Chiesa no tax, Ue contro l'Italia
Bruxelles chiede a Roma di chiarire la natura delle esenzioni fiscali al Vaticano. Nel mirino l'Ires, l'imposta sul reddito delle società, che ostelli e studentati cattolici non pagano. Sotto accusa anche la Spagna. La destra attacca gli «anticlericali» al governo. Che, imbarazzato, non reagisce. Cento: un tavolo bilaterale per rivedere gli accordi con la Santa Sede
Il 19 agosto il cardinale Bertone chiedeva agli italiani di
pagare le tasse, quelle «giuste»; ieri la Commissione europea ha chiesto
all'Italia di chiarire la natura delle esenzioni fiscali accordate alla Chiesa
in modo da verificare se dietro di loro non si nascondano degli aiuti di stato,
una pratica considerata illegale in Europa. Illegale non vorrà sempre dire
ingiusto, potrà sostenere Bertone, ma intanto il campanello d'allarme è
nuovamente suonato sui privilegi della Chiesa. E con lui suona, inevitabilmente,
il frastuono della polemica politica, sia fuori che dentro la maggioranza, visto
che l'iniziativa è partita da Maurizio Turco dei radicali e la cosa non è
piaciuta per nulla ad altri tasselli del governo, su tutti l'Udeur.

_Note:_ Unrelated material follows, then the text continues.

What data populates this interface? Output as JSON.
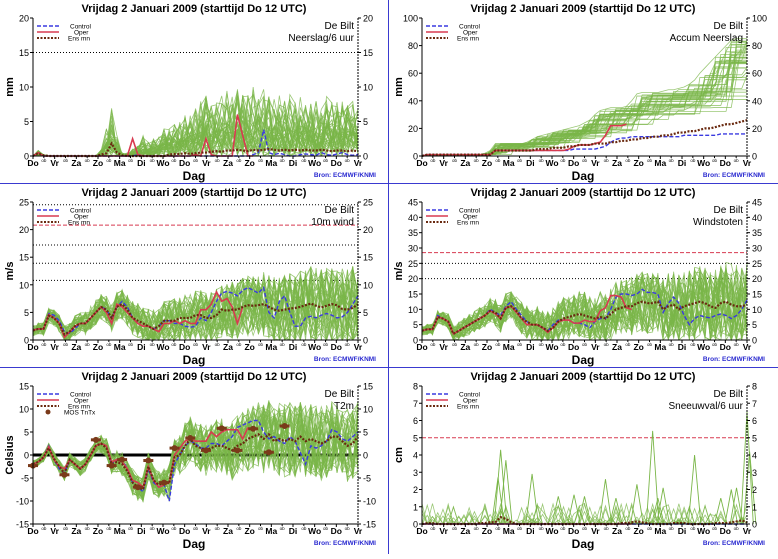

La diretta interessata, la Chiesa, già ieri mattina metteva le mani: «Chiesa,
fisco, esenzioni: il privilegio che non c'è», titolava l'Avvenire un intervento
del cardinal Betori. «È incongruo che lo Stato gravi (fiscalmente, ndr) le
realtà, ecclesiali e non, che perseguono fini di interesse collettivo»,
argomenta il porporato. Il problema è quando non perseguono interessi
collettivi, ma commerciali. In questo caso le esenzioni potrebbero essere
additate come aiuti di stato dall'Europa.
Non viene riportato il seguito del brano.